Tuesday, September 15, 2009

State of the La Jolla Market

For the first eight months of the year, the high-end La Jolla real estate market seems to be caught in a quagmire. This has been due to these major unknowns: unemployment, uncertainty of the credit restrictions on Jumbo loans, and the number of defaults and foreclosures.

In the past three months, the high-end home inventory in La Jolla has been decreasing as many homeowners perceive a loss in current value and see what the future value could be worth in the next three to five years. Thus, the trend for high-end homeowners in La Jolla has been to take their property off the market and wait for the values to return.

The good news for the La Jolla high-end market is that this past week, our economy has experienced the return of stated income loans up to $1.5M with 30% down, $100,000 in the bank, and a FICO score of at least 720. If this trend continues, in the next six to twelve months, there will be more stated income loans dispersed for high loan values. However, even as the La Jolla inventory shrinks, there are still some defaults and foreclosures due to the homeowners being over their leverage as their loan mounts exceed the home’s value. That said there is going to be another twelve month or so period for people to purchase properties in default and foreclosed homes.

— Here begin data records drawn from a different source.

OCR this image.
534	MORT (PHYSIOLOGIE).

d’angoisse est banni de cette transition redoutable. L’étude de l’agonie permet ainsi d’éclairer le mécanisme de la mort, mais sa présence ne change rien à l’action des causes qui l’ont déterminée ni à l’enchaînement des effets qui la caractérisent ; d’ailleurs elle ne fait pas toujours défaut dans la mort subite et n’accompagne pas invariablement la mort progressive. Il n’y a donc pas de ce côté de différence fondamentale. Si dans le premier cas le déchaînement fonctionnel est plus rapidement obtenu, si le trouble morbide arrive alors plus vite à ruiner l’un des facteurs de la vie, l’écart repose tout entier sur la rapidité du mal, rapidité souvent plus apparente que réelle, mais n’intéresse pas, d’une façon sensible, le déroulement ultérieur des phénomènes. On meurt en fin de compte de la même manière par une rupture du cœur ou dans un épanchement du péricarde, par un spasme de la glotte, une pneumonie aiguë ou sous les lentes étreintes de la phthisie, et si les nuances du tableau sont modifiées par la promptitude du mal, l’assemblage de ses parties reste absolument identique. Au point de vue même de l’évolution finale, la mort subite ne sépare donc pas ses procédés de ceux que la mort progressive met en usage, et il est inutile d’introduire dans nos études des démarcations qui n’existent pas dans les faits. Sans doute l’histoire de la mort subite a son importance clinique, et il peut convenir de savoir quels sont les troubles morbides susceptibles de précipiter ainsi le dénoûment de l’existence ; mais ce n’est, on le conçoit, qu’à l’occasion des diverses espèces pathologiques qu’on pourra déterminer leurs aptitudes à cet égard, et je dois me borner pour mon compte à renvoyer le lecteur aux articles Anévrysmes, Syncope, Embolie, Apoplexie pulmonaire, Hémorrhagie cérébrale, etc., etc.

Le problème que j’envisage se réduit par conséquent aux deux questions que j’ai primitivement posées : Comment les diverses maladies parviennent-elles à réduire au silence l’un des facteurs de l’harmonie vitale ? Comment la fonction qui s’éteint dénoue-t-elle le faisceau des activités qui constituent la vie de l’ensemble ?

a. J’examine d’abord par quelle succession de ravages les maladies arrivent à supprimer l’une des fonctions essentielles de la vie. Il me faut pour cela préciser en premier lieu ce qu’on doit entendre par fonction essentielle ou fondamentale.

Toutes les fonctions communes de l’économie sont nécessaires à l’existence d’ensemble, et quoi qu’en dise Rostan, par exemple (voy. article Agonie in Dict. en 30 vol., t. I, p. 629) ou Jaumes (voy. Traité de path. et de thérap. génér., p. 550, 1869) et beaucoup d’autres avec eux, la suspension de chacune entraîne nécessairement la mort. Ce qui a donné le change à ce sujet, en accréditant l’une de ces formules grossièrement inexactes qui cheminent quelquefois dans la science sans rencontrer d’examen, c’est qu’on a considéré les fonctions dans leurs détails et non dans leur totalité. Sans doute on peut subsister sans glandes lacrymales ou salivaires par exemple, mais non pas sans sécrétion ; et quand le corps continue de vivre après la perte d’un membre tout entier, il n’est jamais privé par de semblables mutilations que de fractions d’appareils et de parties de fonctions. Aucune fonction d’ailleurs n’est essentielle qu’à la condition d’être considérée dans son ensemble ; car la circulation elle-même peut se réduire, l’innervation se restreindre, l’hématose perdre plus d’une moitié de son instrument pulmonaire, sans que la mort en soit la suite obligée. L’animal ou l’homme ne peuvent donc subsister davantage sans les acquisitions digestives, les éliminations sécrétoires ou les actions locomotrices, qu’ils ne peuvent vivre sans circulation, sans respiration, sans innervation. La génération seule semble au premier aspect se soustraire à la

For savvy buyers with cash, this presents great opportunities to purchase luxury homes within the next year at steep discounts without buyers behind them trying to purchase the same property at a discounted price.

However, a year from now, we will start to see the foreclosed and defaulted properties diminish as more and more stated income loans come into play and more homeowners are obtaining loan modifications.

This opportunity only comes around once or twice in a lifetime to purchase luxury foreclosed homes in the La Jolla marketplace.